- Native to: Bhutan
- Native speakers: 8,700 (2010)
- Language family: Sino-Tibetan Tibeto-BurmanTibeto-Kanauri?BodishEastBodishNyenkha; ; ; ; ;
- Writing system: Tibetan script

Language codes
- ISO 639-3: neh
- Glottolog: nyen1254
- ELP: Nyenkha

= Nyen language =

Bodish language spoken in Bhutan

Nyenkha (Dzongkha: འནྱེན་ཁ་; Wylie: 'Nyen-kha; also called "'Nyenkha", "Henkha", "Lap", "Nga Ked", and "Mangsdekha") is an East Bodish language spoken by about 10,000 people in the eastern, northern, and western areas of the Black Mountains. Speakers live primarily between the Tang Chuu to the east and Mangde Chhu to the west, from the town of Trongsa in Trongsa District; along Black River passes in the Trongsa District villages of Taktse and Usar; to in Ridha and Tashiding villages, and Phobji, Dangchu, and Sephu Gewogs and surrounding villages in southeast Wangdue Phodrang District.

Nyenkha is related to the East Bodish Bumthangkha and Kurtöpkha, with 75–77% and 69% lexical similarity, respectively, however they are not mutually intelligible. Dialects within Nyenkha show variation in tone and vocabulary. Dialects are generally named for their villages, such that names for the overall language are largely confined to academia.

==Population==
The 1991 census revealed 11,472 Nyenkha speakers in six gewogs of Bhutan. In 1993, the number of speakers was around 10,000 according to van Driem. A 2010 study showed about 8700 speakers in 10 gewogs, which had been redrawn several times since 1991. The decline in numbers may be attributed to population shifts as landless families and former slash-and-burn agriculturalists relocate to areas opened for settlement. In addition to migration and movement, modernization trends have served to limit the practicality of Nyenkha as a fully functional language. Despite the decline in numbers and a shift toward bilingualism, the majority of young people remain fluent in the language.
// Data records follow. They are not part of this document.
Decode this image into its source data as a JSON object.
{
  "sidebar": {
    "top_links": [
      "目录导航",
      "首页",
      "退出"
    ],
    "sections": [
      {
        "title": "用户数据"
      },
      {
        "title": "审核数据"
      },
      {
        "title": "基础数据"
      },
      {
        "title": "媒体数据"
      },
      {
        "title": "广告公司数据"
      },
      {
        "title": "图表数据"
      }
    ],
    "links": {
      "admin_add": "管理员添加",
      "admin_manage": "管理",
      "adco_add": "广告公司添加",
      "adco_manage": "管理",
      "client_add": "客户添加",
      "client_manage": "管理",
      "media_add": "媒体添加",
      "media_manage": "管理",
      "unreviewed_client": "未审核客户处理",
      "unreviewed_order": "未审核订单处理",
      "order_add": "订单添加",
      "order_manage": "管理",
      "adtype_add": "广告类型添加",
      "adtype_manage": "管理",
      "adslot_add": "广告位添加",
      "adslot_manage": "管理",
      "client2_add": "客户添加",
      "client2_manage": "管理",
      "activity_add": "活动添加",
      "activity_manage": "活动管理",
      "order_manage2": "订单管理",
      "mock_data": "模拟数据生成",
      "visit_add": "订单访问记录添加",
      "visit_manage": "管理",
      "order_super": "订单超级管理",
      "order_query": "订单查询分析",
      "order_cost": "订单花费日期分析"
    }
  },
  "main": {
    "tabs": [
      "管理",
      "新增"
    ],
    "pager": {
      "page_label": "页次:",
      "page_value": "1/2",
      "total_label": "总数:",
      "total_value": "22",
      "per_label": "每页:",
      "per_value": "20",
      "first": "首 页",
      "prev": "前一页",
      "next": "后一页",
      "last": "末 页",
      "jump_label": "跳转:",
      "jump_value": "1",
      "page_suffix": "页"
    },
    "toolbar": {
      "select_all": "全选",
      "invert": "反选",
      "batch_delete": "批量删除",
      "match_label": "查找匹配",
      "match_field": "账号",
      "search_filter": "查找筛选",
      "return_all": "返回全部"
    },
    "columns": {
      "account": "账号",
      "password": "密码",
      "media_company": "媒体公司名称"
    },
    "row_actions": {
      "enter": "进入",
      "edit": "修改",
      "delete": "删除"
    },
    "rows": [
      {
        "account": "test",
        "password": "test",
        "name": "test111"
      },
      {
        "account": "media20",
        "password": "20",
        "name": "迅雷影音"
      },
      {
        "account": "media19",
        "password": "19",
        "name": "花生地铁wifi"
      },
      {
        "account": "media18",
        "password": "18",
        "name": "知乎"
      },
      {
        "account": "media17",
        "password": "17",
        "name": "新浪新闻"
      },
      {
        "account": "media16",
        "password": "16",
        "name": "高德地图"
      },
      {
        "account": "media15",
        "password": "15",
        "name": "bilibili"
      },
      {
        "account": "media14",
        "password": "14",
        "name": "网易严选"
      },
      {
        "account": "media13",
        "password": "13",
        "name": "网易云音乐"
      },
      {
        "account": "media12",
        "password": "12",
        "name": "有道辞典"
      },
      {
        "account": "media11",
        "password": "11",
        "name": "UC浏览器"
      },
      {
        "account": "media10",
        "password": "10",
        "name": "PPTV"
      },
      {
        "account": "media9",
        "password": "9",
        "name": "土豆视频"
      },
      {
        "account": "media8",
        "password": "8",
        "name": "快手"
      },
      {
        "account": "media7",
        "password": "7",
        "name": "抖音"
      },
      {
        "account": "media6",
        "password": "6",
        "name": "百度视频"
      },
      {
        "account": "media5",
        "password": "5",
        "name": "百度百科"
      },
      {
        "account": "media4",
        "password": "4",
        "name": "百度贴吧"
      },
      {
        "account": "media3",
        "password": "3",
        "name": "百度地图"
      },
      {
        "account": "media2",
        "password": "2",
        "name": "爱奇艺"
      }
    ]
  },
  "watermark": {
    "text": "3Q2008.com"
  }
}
Many speakers of Nyen have extensive contact with other languages of Bhutan, often through trade. Traditionally, Nyen speakers raised sheep and other livestock for Labi speakers in exchange for cereals from lower altitudes. The communities also traditionally shared Bonpo orators.

==Vocabulary==
Nyenkha basic vocabulary shows significant difference to Kurtöp (Zhake), a sister East Bodish language, and to Dzongkha, the national language.

| Nyenkha | Kurtöp | Dzongkha | English |
|---|---|---|---|
| dasu | dasum/dusum | dari | today |
| dawl | dangla | khatsa | yesterday |
| naembae | yamba | naba | tomorrow |
| doe/doegyi | dodlai | nyaeda | sleep |
| zoo/zayee | zooye | za | eat |
| chhung | thrung | chhum | rice |
| nes | nad | naa | barley |
| zeng | kar | kaa | wheat |
| kapch | kebtang | kebta | bread |
| kheh | khoe | chhu | water |

==Grammar==
Nyenkha has no grammatical gender. Nouns and pronouns may be singular or plural.

Nyenkha personal pronouns
|  | Singular | Plural |
|---|---|---|
| 1p | སྔ་ nga | ནེ་ ney |
| 2p | གཡེ་ gye | ཡིད་ yid |
| 3p | ཁི་ khi | བོས་ boe |

Unlike Dzongkha and most other languages of Bhutan, Nyenkha verbs inflect according to subject number: སྔ་ལཱེག་དོ་ nga laeg-do, "I am going;" ནེ་ལཱ་ཆུག་དོ་ ney laachhug-do, "We are going;" ཁི་ལས་ཤི་ khi las-shi, "He/she has gone"; བོས་ལཱ་ཆུག་ཤི་ boe laachhug-shi, "They have gone."